RHEINLAND-PFALZ – Befragung zur Landespflegekammer: ver.di ruft zur Teilnahme auf und übt Kritik am Verfahren

RHEINLAND-PFALZ – Befragung zur Landespflegekammer: ver.di ruft zur Teilnahme auf und übt Kritik am Verfahren

Die Vereinte Dienstleistungsgewerkschaft (ver.di) ruft alle Mitglieder der Landespflegekammer Rheinland-Pfalz dazu auf, sich an der Befragung zur Zukunft der Kammer zu beteiligen. »Endlich können diejenigen über die Zukunft der Pflegekammer entscheiden, die es angeht: die beruflich Pflegenden selbst«, sagte Frank Hutmacher, stellvertretender Landesbezirksleiter bei ver.di in Rheinland-Pfalz. »Eine hohe Beteiligung ermöglicht es der neuen Landesregierung, eine gut legitimierte Entscheidung darüber zu treffen, ob die viel kritisierte Pflegekammer fortbestehen soll oder nicht.«

Die Befragung läuft von Montag (23. März 2026) bis zum 2. April. »Das ist ein sehr kurzer Zeitraum, deshalb sollten alle registrierten Mitglieder schnellstmöglich ihr Votum abgeben«, empfahl der Gewerkschafter. Er übte zugleich deutliche Kritik am Verfahren der Befragung, die von der Pflegekammer selbst durchgeführt wird. »Der Befragungszeitraum ist extrem kurz und liegt in der Ferienzeit. Es gab im Vorfeld keine öffentliche Ankündigung und keinerlei Transparenz.

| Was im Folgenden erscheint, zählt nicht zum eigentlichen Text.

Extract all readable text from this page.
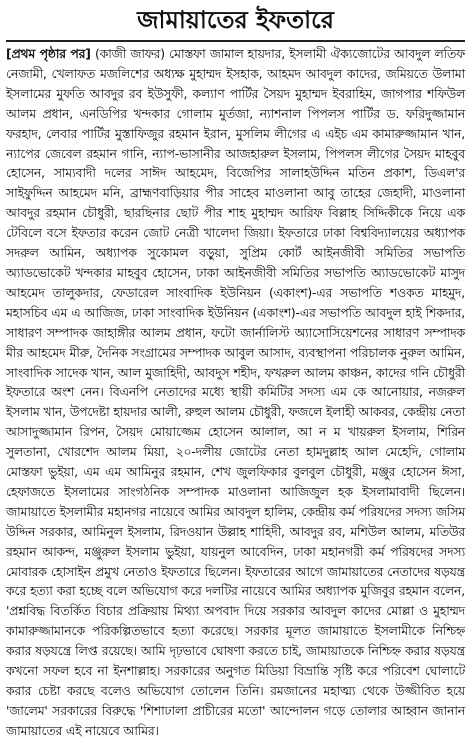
জামায়াতের ইফতারে

[প্রথম পৃষ্ঠার পর] (কাজী জাফর) মোস্তফা জামাল হায়দার, ইসলামী ঐক্যজোটের আবদুল লতিফ নেজামী, খেলাফত মজলিশের অধ্যক্ষ মুহাম্মদ ইসহাক, আহমদ আবদুল কাদের, জমিয়তে উলামা ইসলামের মুফতি আবদুর রব ইউসুফী, কল্যাণ পার্টির সৈয়দ মুহাম্মদ ইবরাহিম, জাগপার শফিউল আলম প্রধান, এনডিপির খন্দকার গোলাম মুর্তজা, ন্যাশনাল পিপলস পার্টির ড. ফরিদুজ্জামান ফরহাদ, লেবার পার্টির মুস্তাফিজুর রহমান ইরান, মুসলিম লীগের এ এইচ এম কামারুজ্জামান খান, ন্যাপের জেবেল রহমান গানি, ন্যাপ-ভাসানীর আজহারুল ইসলাম, পিপলস লীগের সৈয়দ মাহবুব হোসেন, সাম্যবাদী দলের সাঈদ আহমেদ, বিজেপির সালাহউদ্দিন মতিন প্রকাশ, ডিএল'র সাইফুদ্দিন আহমেদ মনি, ব্রাহ্মণবাড়িয়ার পীর সাহেব মাওলানা আবু তাহের জেহাদী, মাওলানা আবদুর রহমান চৌধুরী, ছারছিনার ছোট পীর শাহ মুহাম্মদ আরিফ বিল্লাহ সিদ্দিকীকে নিয়ে এক টেবিলে বসে ইফতার করেন জোট নেত্রী খালেদা জিয়া। ইফতারে ঢাকা বিশ্ববিদ্যালয়ের অধ্যাপক সদরুল আমিন, অধ্যাপক সুকোমল বড়ুয়া, সুপ্রিম কোর্ট আইনজীবী সমিতির সভাপতি অ্যাডভোকেট খন্দকার মাহবুব হোসেন, ঢাকা আইনজীবী সমিতির সভাপতি অ্যাডভোকেট মাসুদ আহমেদ তালুকদার, ফেডারেল সাংবাদিক ইউনিয়ন (একাংশ)-এর সভাপতি শওকত মাহমুদ, মহাসচিব এম এ আজিজ, ঢাকা সাংবাদিক ইউনিয়ন (একাংশ)-এর সভাপতি আবদুল হাই শিকদার, সাধারণ সম্পাদক জাহাঙ্গীর আলম প্রধান, ফটো জার্নালিস্ট অ্যাসোসিয়েশনের সাধারণ সম্পাদক মীর আহমেদ মীরু, দৈনিক সংগ্রামের সম্পাদক আবুল আসাদ, ব্যবস্থাপনা পরিচালক নুরুল আমিন, সাংবাদিক সাদেক খান, আল মুজাহিদী, আবদুস শহীদ, ফখরুল আলম কাঞ্চন, কাদের গনি চৌধুরী ইফতারে অংশ নেন। বিএনপি নেতাদের মধ্যে স্থায়ী কমিটির সদস্য এম কে আনোয়ার, নজরুল ইসলাম খান, উপদেষ্টা হায়দার আলী, রুহুল আলম চৌধুরী, ফজলে ইলাহী আকবর, কেন্দ্রীয় নেতা আসাদুজ্জামান রিপন, সৈয়দ মোয়াজ্জেম হোসেন আলাল, আ ন ম খায়রুল ইসলাম, শিরিন সুলতানা, খোরশেদ আলম মিয়া, ২০-দলীয় জোটের নেতা হামদুল্লাহ আল মেহেদি, গোলাম মোস্তফা ভুইয়া, এম এম আমিনুর রহমান, শেখ জুলফিকার বুলবুল চৌধুরী, মঞ্জুর হোসেন ঈসা, হেফাজতে ইসলামের সাংগঠনিক সম্পাদক মাওলানা আজিজুল হক ইসলামাবাদী ছিলেন। জামায়াতে ইসলামীর মহানগর নায়েবে আমির আবদুল হালিম, কেন্দ্রীয় কর্ম পরিষদের সদস্য জসিম উদ্দিন সরকার, আমিনুল ইসলাম, রিদওয়ান উল্লাহ শাহিদী, আবদুর রব, মশিউল আলম, মতিউর রহমান আকন্দ, মঞ্জুরুল ইসলাম ভুইয়া, যায়নুল আবেদিন, ঢাকা মহানগরী কর্ম পরিষদের সদস্য মোবারক হোসাইন প্রমুখ নেতাও ইফতারে ছিলেন। ইফতারের আগে জামায়াতের নেতাদের ষড়যন্ত্র করে হত্যা করা হচ্ছে বলে অভিযোগ করে দলটির নায়েবে আমির অধ্যাপক মুজিবুর রহমান বলেন, 'প্রশ্নবিদ্ধ বিতর্কিত বিচার প্রক্রিয়ায় মিথ্যা অপবাদ দিয়ে সরকার আবদুল কাদের মোল্লা ও মুহাম্মদ কামারুজ্জামানকে পরিকল্পিতভাবে হত্যা করেছে। সরকার মূলত জামায়াতে ইসলামীকে নিশ্চিহ্ন করার ষড়যন্ত্রে লিপ্ত রয়েছে। আমি দৃঢ়ভাবে ঘোষণা করতে চাই, জামায়াতকে নিশ্চিহ্ন করার ষড়যন্ত্র কখনো সফল হবে না ইনশাল্লাহ। সরকারের অনুগত মিডিয়া বিভ্রান্তি সৃষ্টি করে পরিবেশ ঘোলাটে করার চেষ্টা করছে বলেও অভিযোগ তোলেন তিনি। রমজানের মহাত্ম্য থেকে উজ্জীবিত হয়ে 'জালেম' সরকারের বিরুদ্ধে 'শিশাঢালা প্রাচীরের মতো' আন্দোলন গড়ে তোলার আহ্বান জানান জামায়াতের এই নায়েবে আমির।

Man muss sich erst durch 21 Detailfragen kämpfen, bevor die grundsätzliche Frage gestellt wird, ob die Pflegekammer überhaupt benötigt wird – all das ist nicht auf eine breite Beteiligung und ein klares Ergebnis angelegt.«

Hinzu komme, dass die Befragung nur im Mitgliedermagazin veröffentlicht wurde und an vielen Stellen stark einseitige Wertungen enthält. ver.di hatte zuvor immer wieder auf eine unmissverständliche und transparente Befragung gedrungen, unter anderem mit einem Offenen Brief an die Verantwortlichen in der Kammer und der Landesregierung. »Diese Art der Befragung ist ein grobes Foulspiel und bestätigt unsere Befürchtungen, dass die Pflegekammer selbst keine unabhängige Abstimmung über ihre Zukunft herbeiführen würde«, erklärte Hutmacher. »Trotz dieser Kritik rufen wir alle Pflegepersonen auf, ihre Stimme abzugeben. Sie haben jetzt die Chance, darüber mitzuentscheiden, ob es mit der Kammer weitergehen soll.«

Die registrierten Mitglieder der Landespflegekammer können unter diesem Link online abstimmen: pflegekammer-rlp.de/mitgliederbefragung

Hintergrund: Die Landespflegekammer in Rheinland-Pfalz besteht seit 2016. Pflegekräfte sind zur Mitgliedschaft verpflichtet. Die rund 40.000 Mitglieder müssen Beiträge von durchschnittlich fast 140 Euro im Jahr bezahlen. Außer in Rheinland-Pfalz gibt es nur in Nordrhein-Westfalen eine Landespflegekammer. Die Pflegekammern in Niedersachsen und Schleswig-Holstein wurden wieder abgeschafft, nachdem sich bei Vollbefragungen jeweils eine deutliche Mehrheit der Pflegepersonen gegen die Kammer ausgesprochen hatte.